Kolkata singer-songwriter on working with Golden Globe-nominated director Payal Kapadia, creating the evocative closing track ‘Imagined Light’ and working with rapper Vedan and singer-songwriter Haniya Nafisa on the song ‘Kisses In The Clouds’
Among the most critically acclaimed Indian films out this year, director Payal Kapadia’s All We Imagine As Light has music composed by Kolkata singer-songwriter Topshe, including a recently released song called “Kisses In The Clouds” featuring Kerala rapper Vedan, singer-songwriter Haniya Nafisa and lyricist Anvar Ali.
Over a Zoom call after the release of the song from the Cannes Grand Prix-winning film (and before All We Imagine As Light earned a Golden Globe nomination for Best Foreign Language Film), Topshe says it’s “been a bit surreal so far” in terms of the reception for his music. “It’s getting a lot of love, a lot of attention and I’m grateful for that,” he adds.
A singer-songwriter who has previously released R&B and folk-informed songs like “Sad Boys” in 2020 and “Meant To Be” in 2019, Topshe aka Dhritiman Das had known filmmaker Kapadia for more than a decade and contributed music for her 2021 documentary A Night of Knowing Nothing. He says he knew about All We Imagine As Light from “a long time ago” but had to hard-sell his music composing skills for the project since other names were in contention to be picked.
Topshe – with his synth, guitar and production skills – made a few small pieces of music even before filming began, based off the script. “I would just send three pieces of music one month, then three pieces another month… and say, ‘Hey, if you want to use this, you can try it.’ I think that hard-selling over a few months finally convinced them,” he says.
The composer came aboard All We Imagine As Light just before the shoot started and says it was all new for me, considering he’d only worked on documentary scores and not a feature film. He had a script and no visuals to work with, but took it as a sign to make music and not necessarily be “forced down a direction.” He says, “In fact, a couple of the tracks that were in the film were made without any visual in mind, like the piece where we transition from Bombay to Ratnagiri, and there’s a lot of voiceovers talking about living in Bombay. That was actually a piece I made without any visual, and it was later corrected and adjusted to the visual.”
In addition to Topshe’s melancholic, Eighties electronic-inspired pieces, the film also features music by Ethiopian pianist-composer Emahoy, santoor maestro Pandit Shivkumar Sharma and Haitian guitarist Frantz Casseus, among others. Topshe, for his part, teamed up with whistler Dave Santucci for “Voice of the Wind” and adds plenty of Ebow on other pieces. “I would say the overarching theme of all of these tracks is that they’re very minimal and quite intimate. Even in the film, all the emotions are expressed in a very private way, like the sadness is a private sadness, even the happiness is like an intimate happiness. And so for me and for Payal, I think we were just looking at capturing that,” he says.
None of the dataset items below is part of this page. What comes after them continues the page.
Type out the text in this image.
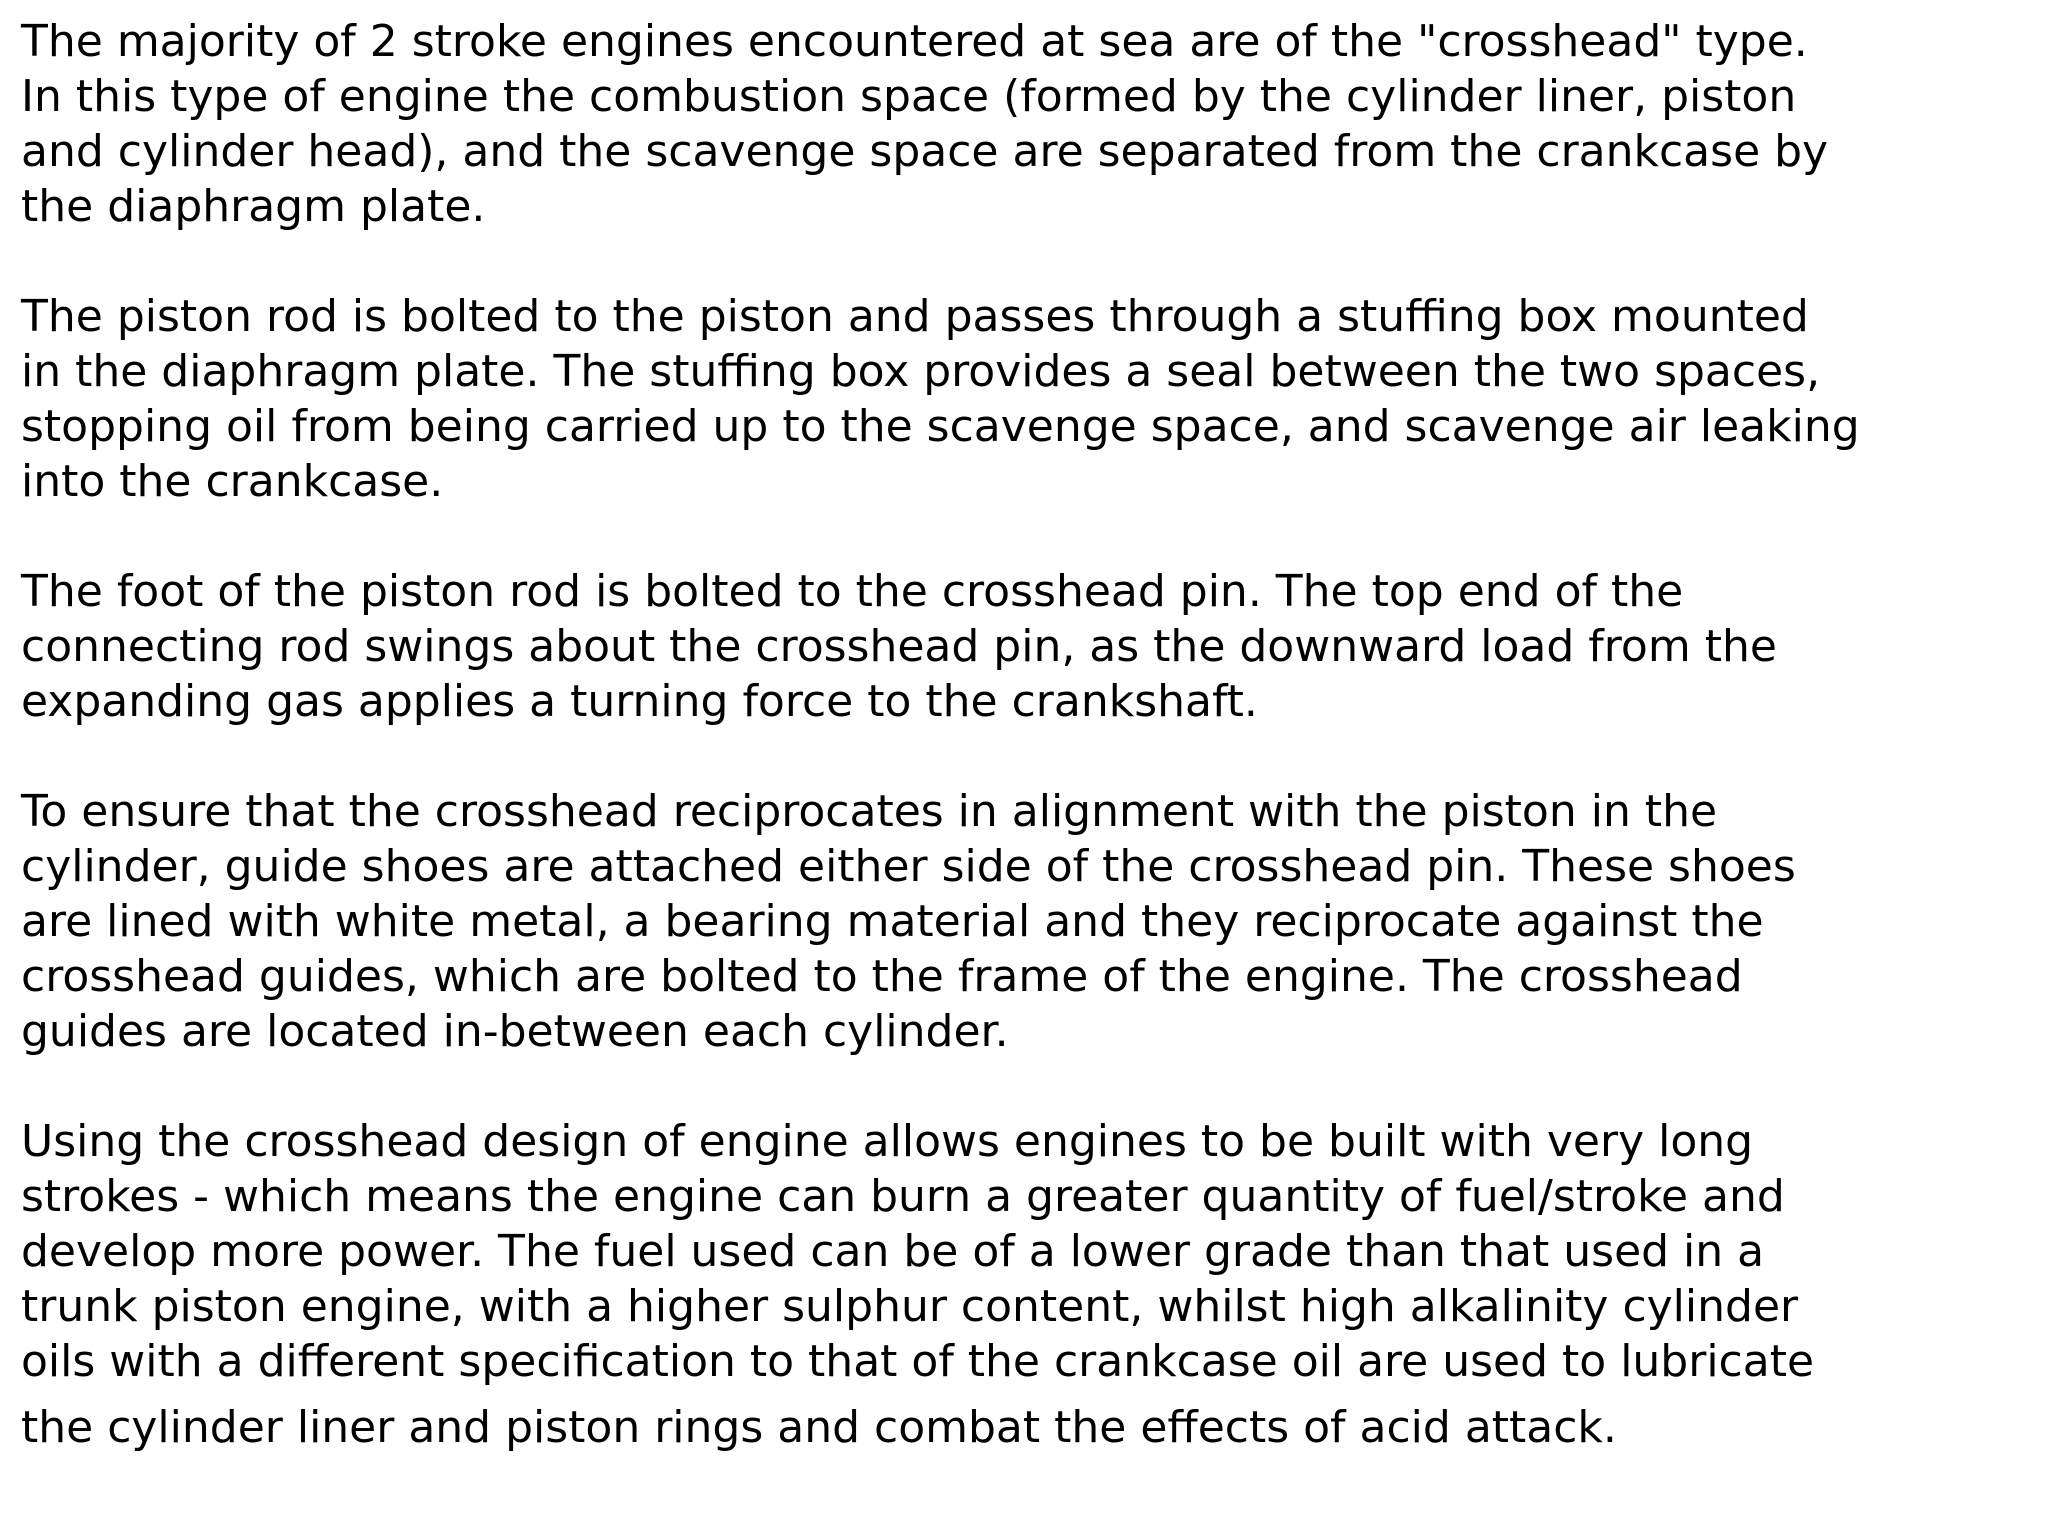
The majority of 2 stroke engines encountered at sea are of the "crosshead" type.
In this type of engine the combustion space (formed by the cylinder liner, piston
and cylinder head), and the scavenge space are separated from the crankcase by
the diaphragm plate.

The piston rod is bolted to the piston and passes through a stuffing box mounted
in the diaphragm plate. The stuffing box provides a seal between the two spaces,
stopping oil from being carried up to the scavenge space, and scavenge air leaking
into the crankcase.

The foot of the piston rod is bolted to the crosshead pin. The top end of the
connecting rod swings about the crosshead pin, as the downward load from the
expanding gas applies a turning force to the crankshaft.

To ensure that the crosshead reciprocates in alignment with the piston in the
cylinder, guide shoes are attached either side of the crosshead pin. These shoes
are lined with white metal, a bearing material and they reciprocate against the
crosshead guides, which are bolted to the frame of the engine. The crosshead
guides are located in-between each cylinder.

Using the crosshead design of engine allows engines to be built with very long
strokes - which means the engine can burn a greater quantity of fuel/stroke and
develop more power. The fuel used can be of a lower grade than that used in a
trunk piston engine, with a higher sulphur content, whilst high alkalinity cylinder
oils with a different specification to that of the crankcase oil are used to lubricate
the cylinder liner and piston rings and combat the effects of acid attack.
Towards the end of the film, there’s a heartwarming, nine-minute instrumental synth-rock/post-rock piece called “Imagined Light.” Topshe says for that one, it was meant to be “big.” He adds, “We thought it should no longer be about an audience connecting privately to a character, but there should be a feeling of the audience being all together, feeling it in the hall or wherever they see [the film].”
It was a fairly quick turnaround time for Topshe, who was tasked with taking a rough version of what we hear in the beginning of “Imagined Light” and making it a song that spreads into the end credits – all before it went to being showcased at Cannes Film Festival.
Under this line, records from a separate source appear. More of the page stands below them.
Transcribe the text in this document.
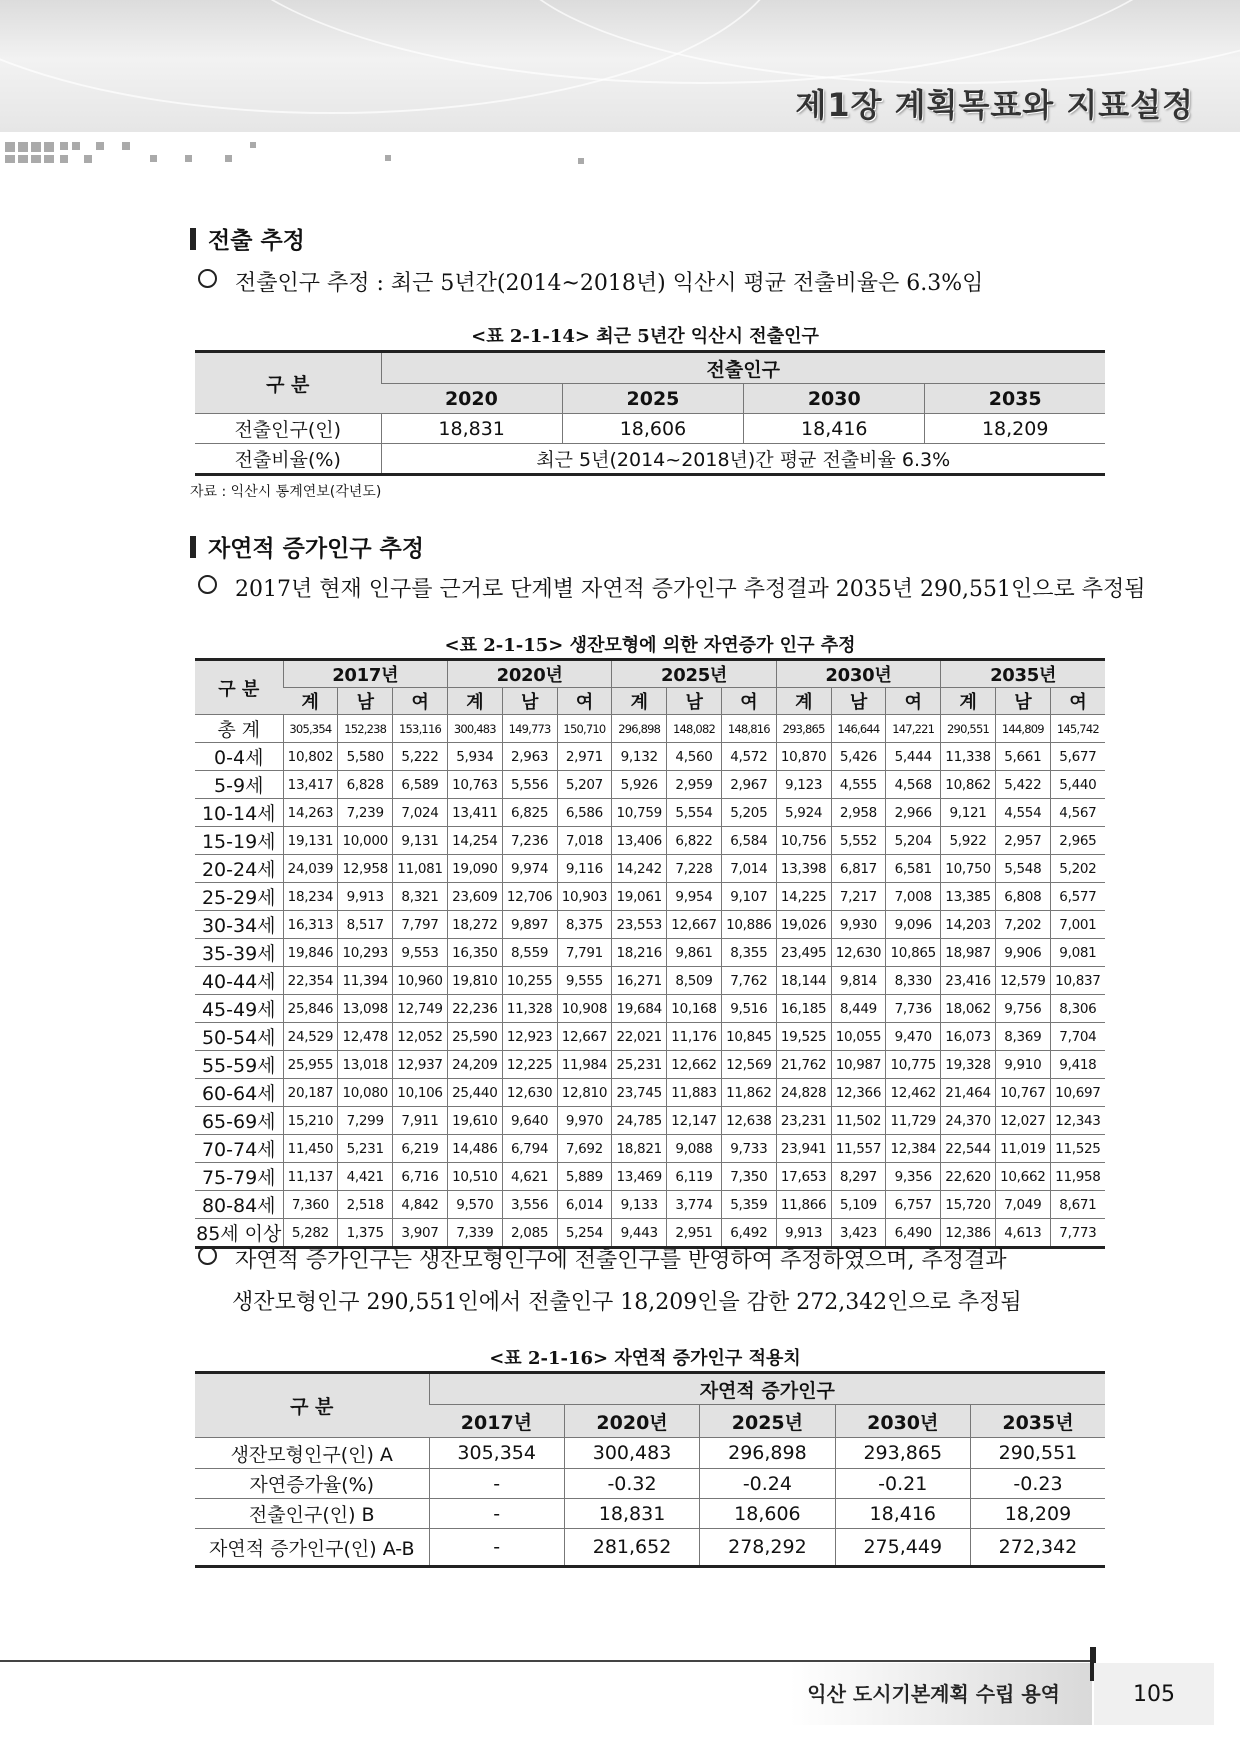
제1장 계획목표와 지표설정
전출 추정
전출인구 추정 : 최근 5년간(2014~2018년) 익산시 평균 전출비율은 6.3%임
<표 2-1-14> 최근 5년간 익산시 전출인구
구 분	전출인구			
	2020	2025	2030	2035
전출인구(인)	18,831	18,606	18,416	18,209
전출비율(%)	최근 5년(2014~2018년)간 평균 전출비율 6.3%			
자료 : 익산시 통계연보(각년도)
자연적 증가인구 추정
2017년 현재 인구를 근거로 단계별 자연적 증가인구 추정결과 2035년 290,551인으로 추정됨
<표 2-1-15> 생잔모형에 의한 자연증가 인구 추정
구 분	2017년			2020년			2025년			2030년			2035년		
	계	남	여	계	남	여	계	남	여	계	남	여	계	남	여
총 계	305,354	152,238	153,116	300,483	149,773	150,710	296,898	148,082	148,816	293,865	146,644	147,221	290,551	144,809	145,742
0-4세	10,802	5,580	5,222	5,934	2,963	2,971	9,132	4,560	4,572	10,870	5,426	5,444	11,338	5,661	5,677
5-9세	13,417	6,828	6,589	10,763	5,556	5,207	5,926	2,959	2,967	9,123	4,555	4,568	10,862	5,422	5,440
10-14세	14,263	7,239	7,024	13,411	6,825	6,586	10,759	5,554	5,205	5,924	2,958	2,966	9,121	4,554	4,567
15-19세	19,131	10,000	9,131	14,254	7,236	7,018	13,406	6,822	6,584	10,756	5,552	5,204	5,922	2,957	2,965
20-24세	24,039	12,958	11,081	19,090	9,974	9,116	14,242	7,228	7,014	13,398	6,817	6,581	10,750	5,548	5,202
25-29세	18,234	9,913	8,321	23,609	12,706	10,903	19,061	9,954	9,107	14,225	7,217	7,008	13,385	6,808	6,577
30-34세	16,313	8,517	7,797	18,272	9,897	8,375	23,553	12,667	10,886	19,026	9,930	9,096	14,203	7,202	7,001
35-39세	19,846	10,293	9,553	16,350	8,559	7,791	18,216	9,861	8,355	23,495	12,630	10,865	18,987	9,906	9,081
40-44세	22,354	11,394	10,960	19,810	10,255	9,555	16,271	8,509	7,762	18,144	9,814	8,330	23,416	12,579	10,837
45-49세	25,846	13,098	12,749	22,236	11,328	10,908	19,684	10,168	9,516	16,185	8,449	7,736	18,062	9,756	8,306
50-54세	24,529	12,478	12,052	25,590	12,923	12,667	22,021	11,176	10,845	19,525	10,055	9,470	16,073	8,369	7,704
55-59세	25,955	13,018	12,937	24,209	12,225	11,984	25,231	12,662	12,569	21,762	10,987	10,775	19,328	9,910	9,418
60-64세	20,187	10,080	10,106	25,440	12,630	12,810	23,745	11,883	11,862	24,828	12,366	12,462	21,464	10,767	10,697
65-69세	15,210	7,299	7,911	19,610	9,640	9,970	24,785	12,147	12,638	23,231	11,502	11,729	24,370	12,027	12,343
70-74세	11,450	5,231	6,219	14,486	6,794	7,692	18,821	9,088	9,733	23,941	11,557	12,384	22,544	11,019	11,525
75-79세	11,137	4,421	6,716	10,510	4,621	5,889	13,469	6,119	7,350	17,653	8,297	9,356	22,620	10,662	11,958
80-84세	7,360	2,518	4,842	9,570	3,556	6,014	9,133	3,774	5,359	11,866	5,109	6,757	15,720	7,049	8,671
85세 이상	5,282	1,375	3,907	7,339	2,085	5,254	9,443	2,951	6,492	9,913	3,423	6,490	12,386	4,613	7,773
자연적 증가인구는 생잔모형인구에 전출인구를 반영하여 추정하였으며, 추정결과
생잔모형인구 290,551인에서 전출인구 18,209인을 감한 272,342인으로 추정됨
<표 2-1-16> 자연적 증가인구 적용치
구 분	자연적 증가인구				
	2017년	2020년	2025년	2030년	2035년
생잔모형인구(인) A	305,354	300,483	296,898	293,865	290,551
자연증가율(%)	-	-0.32	-0.24	-0.21	-0.23
전출인구(인) B	-	18,831	18,606	18,416	18,209
자연적 증가인구(인) A-B	-	281,652	278,292	275,449	272,342
익산 도시기본계획 수립 용역	105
The composer’s brother Ranabir Das, who’s also a producer on the film, told Topshe had three days’ time. “The whole thing happened so quickly that there was no time to think, and that actually kind of helps the creative process a lot sometimes… I find that with myself a lot of times, my first instinct is actually the best thing. And when I get more time to think, I kind of fuck it up a little bit,” he says with a laugh.
Then, at a different pace, he got to work with Vedan, Haniya Nafisa and Anvar Ali to create a Malayalam song called “Kisses In The Clouds” that employs instrumental music first used in the trailer for All We Imagine As Light. “Our initial idea was to have a song with vocals for the ending,” he says. It was scrapped in favor of “Imagined Light” but when the film was getting a theatrical release after its acclaimed run at film festivals around the world, Topshe felt it was the right time to add a song that’s “not part of the film, but we feel like it’s part of the world of the film.” Working with Ali, Vedan and Nafisa, Topshe says all the artists went “above and beyond for this film.”
After working on All We Imagine As Light, Topshe says he’s “gotten a little more confident” in his own choices. Even though he’s not released any music since the 2021 single “All I Want” with fellow Kolkata producer Philtersoup, he says working with Kapadia has made him trust himself a little more with his choices. He says, “Payal has really shown a lot of belief in me and trusted me to take responsibility for things, and encouraged me to go with my choices […] I will hopefully be releasing a track pretty soon. I do want to ride this wave for myself as well.”